Thousands of Afghans gathered daily at the Kabul International Airport in hopes of somehow securing seats on an evacuation flight as international troops withdrew. Recollections of the pandemonium, including the cries of pregnant women and of mothers yelling that their children could not breathe amidst the crush, still come to her dreams, Karimi said.

“I felt that these people all around you think that death is everywhere. And I feel awful when I remember these moments.”

To date, tens of thousands of Afghans are believed to have left the country, now facing a famine that the World Food Programme predicts could affect up to 22.8 million people, some 58 percent of Afghanistan’s total official population.

Through Karimi secured an evacuation flight to France in late August, her family, including her 79-year-old father, remained behind.
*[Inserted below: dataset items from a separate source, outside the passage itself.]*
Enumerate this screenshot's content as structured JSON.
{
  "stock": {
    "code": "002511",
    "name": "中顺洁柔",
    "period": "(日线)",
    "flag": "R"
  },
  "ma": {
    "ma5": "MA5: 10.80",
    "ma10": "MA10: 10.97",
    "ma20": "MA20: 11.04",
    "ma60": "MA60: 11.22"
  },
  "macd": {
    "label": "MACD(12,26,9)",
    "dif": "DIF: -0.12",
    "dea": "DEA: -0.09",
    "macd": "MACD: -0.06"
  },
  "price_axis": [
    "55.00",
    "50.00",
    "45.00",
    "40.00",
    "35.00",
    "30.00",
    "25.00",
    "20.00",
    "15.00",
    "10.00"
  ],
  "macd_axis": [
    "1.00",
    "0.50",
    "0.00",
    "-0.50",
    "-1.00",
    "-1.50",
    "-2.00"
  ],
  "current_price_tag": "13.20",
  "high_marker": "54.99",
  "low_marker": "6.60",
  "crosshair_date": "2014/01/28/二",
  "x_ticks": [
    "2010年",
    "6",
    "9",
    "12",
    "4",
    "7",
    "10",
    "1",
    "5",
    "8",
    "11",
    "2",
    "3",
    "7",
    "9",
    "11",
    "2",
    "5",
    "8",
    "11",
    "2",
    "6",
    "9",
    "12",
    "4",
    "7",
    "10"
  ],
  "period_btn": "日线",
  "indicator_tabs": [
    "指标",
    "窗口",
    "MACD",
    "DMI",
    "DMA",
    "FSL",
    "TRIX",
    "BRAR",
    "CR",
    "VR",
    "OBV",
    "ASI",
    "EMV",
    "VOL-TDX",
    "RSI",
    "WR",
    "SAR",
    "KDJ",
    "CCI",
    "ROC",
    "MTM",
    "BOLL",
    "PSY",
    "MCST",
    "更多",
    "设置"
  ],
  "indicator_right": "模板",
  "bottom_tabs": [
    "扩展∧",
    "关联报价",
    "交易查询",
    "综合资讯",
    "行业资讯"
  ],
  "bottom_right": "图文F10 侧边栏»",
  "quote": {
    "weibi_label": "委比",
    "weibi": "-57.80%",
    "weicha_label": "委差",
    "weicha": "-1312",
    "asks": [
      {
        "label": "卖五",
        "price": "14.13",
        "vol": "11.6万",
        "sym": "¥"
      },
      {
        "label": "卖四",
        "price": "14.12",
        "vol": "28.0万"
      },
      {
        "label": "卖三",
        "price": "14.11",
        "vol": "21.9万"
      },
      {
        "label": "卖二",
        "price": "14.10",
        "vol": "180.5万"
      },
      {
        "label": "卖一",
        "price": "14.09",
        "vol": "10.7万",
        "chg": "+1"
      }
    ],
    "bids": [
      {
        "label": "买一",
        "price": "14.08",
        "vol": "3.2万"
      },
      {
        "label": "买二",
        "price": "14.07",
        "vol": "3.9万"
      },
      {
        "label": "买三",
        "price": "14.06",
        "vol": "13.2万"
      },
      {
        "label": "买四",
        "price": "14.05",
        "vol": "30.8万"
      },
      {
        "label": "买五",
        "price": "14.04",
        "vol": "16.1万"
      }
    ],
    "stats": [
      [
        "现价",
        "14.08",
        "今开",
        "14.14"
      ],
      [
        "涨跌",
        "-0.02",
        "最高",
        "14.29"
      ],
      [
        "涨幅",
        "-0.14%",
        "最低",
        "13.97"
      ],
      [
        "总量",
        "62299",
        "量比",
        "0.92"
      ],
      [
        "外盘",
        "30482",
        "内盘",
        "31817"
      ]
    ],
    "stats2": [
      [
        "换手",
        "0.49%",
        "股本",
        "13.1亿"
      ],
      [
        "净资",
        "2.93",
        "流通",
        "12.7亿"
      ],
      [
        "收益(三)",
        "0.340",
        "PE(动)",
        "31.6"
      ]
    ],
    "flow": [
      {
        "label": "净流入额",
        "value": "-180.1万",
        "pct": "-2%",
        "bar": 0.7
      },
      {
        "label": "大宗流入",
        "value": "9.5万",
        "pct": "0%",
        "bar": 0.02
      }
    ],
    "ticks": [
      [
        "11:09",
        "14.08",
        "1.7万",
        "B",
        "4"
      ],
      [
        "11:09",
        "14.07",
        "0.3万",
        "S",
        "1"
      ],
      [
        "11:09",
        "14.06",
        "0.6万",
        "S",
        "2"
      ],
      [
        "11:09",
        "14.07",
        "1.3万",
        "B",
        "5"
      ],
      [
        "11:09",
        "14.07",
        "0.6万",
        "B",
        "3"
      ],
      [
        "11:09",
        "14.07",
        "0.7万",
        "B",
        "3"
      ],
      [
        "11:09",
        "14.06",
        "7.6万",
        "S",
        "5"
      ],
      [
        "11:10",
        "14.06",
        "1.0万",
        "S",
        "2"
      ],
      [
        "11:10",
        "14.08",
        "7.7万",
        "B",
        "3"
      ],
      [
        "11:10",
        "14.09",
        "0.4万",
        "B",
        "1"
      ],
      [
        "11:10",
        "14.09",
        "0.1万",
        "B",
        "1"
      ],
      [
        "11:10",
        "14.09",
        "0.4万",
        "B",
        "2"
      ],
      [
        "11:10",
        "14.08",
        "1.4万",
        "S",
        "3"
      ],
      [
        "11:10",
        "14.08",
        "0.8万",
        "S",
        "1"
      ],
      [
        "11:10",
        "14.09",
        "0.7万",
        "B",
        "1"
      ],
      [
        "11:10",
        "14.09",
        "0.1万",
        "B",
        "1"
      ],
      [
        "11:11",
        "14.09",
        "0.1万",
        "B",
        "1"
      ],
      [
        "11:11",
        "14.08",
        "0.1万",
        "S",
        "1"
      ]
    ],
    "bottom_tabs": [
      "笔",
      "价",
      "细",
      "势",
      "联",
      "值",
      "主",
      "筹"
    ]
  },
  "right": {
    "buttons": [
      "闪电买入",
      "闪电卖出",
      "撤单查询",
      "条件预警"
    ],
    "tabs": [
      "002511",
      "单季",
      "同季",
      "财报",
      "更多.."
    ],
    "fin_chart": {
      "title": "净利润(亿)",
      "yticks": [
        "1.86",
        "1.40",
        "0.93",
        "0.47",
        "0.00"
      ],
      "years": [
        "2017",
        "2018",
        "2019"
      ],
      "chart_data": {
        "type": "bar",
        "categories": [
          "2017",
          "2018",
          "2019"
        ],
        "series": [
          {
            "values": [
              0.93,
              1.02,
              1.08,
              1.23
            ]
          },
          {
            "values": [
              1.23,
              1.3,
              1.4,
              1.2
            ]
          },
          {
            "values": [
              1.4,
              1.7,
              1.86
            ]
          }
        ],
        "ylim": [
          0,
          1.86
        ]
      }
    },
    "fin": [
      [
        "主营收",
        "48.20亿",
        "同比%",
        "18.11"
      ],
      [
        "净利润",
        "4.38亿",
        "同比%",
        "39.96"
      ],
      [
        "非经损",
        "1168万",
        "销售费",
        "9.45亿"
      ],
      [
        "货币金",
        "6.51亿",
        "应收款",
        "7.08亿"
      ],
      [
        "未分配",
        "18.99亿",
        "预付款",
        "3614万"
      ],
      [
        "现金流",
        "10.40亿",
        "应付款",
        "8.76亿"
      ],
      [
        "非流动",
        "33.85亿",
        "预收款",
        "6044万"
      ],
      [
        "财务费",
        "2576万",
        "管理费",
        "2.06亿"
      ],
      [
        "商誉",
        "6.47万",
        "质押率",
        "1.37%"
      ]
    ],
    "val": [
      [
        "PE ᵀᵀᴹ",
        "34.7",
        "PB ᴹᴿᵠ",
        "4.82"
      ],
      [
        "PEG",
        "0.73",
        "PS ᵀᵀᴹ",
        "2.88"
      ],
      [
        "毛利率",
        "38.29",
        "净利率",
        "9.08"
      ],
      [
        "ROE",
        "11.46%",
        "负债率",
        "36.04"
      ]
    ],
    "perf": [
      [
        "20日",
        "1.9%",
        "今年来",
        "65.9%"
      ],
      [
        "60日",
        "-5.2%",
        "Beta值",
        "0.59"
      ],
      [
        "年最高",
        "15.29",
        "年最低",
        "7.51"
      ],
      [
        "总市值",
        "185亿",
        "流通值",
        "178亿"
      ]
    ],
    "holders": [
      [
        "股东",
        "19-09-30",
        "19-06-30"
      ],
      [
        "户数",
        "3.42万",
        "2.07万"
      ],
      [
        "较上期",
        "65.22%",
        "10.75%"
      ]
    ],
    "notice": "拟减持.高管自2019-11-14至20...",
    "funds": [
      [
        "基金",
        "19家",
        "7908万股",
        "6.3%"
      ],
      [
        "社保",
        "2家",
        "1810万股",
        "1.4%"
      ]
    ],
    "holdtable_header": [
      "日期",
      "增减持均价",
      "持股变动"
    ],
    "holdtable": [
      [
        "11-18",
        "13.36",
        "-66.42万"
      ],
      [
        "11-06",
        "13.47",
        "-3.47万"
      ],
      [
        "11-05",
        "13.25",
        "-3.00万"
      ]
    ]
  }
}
Two days of intensive attempts to secure permission for her father to leave on an evacuation flight with her failed, the journalist said.

From those relatives and friends still in Afghanistan comes news that the “situation has very strongly changed,” she commented.

“There’s no food, no money, nothing with which to feed a family,” Karimi said. All my relatives, my close friends, are living through such a trauma. Sometimes, when you talk with them, you just don’t know what to say to them. You try to give them hope, but you yourself feel that there’s not any hope for them.”

Each day, she said, her friends, particularly females, still ask the question that has pursued Afghans ever since the Talibans’ arrival: “How to leave Afghanistan?”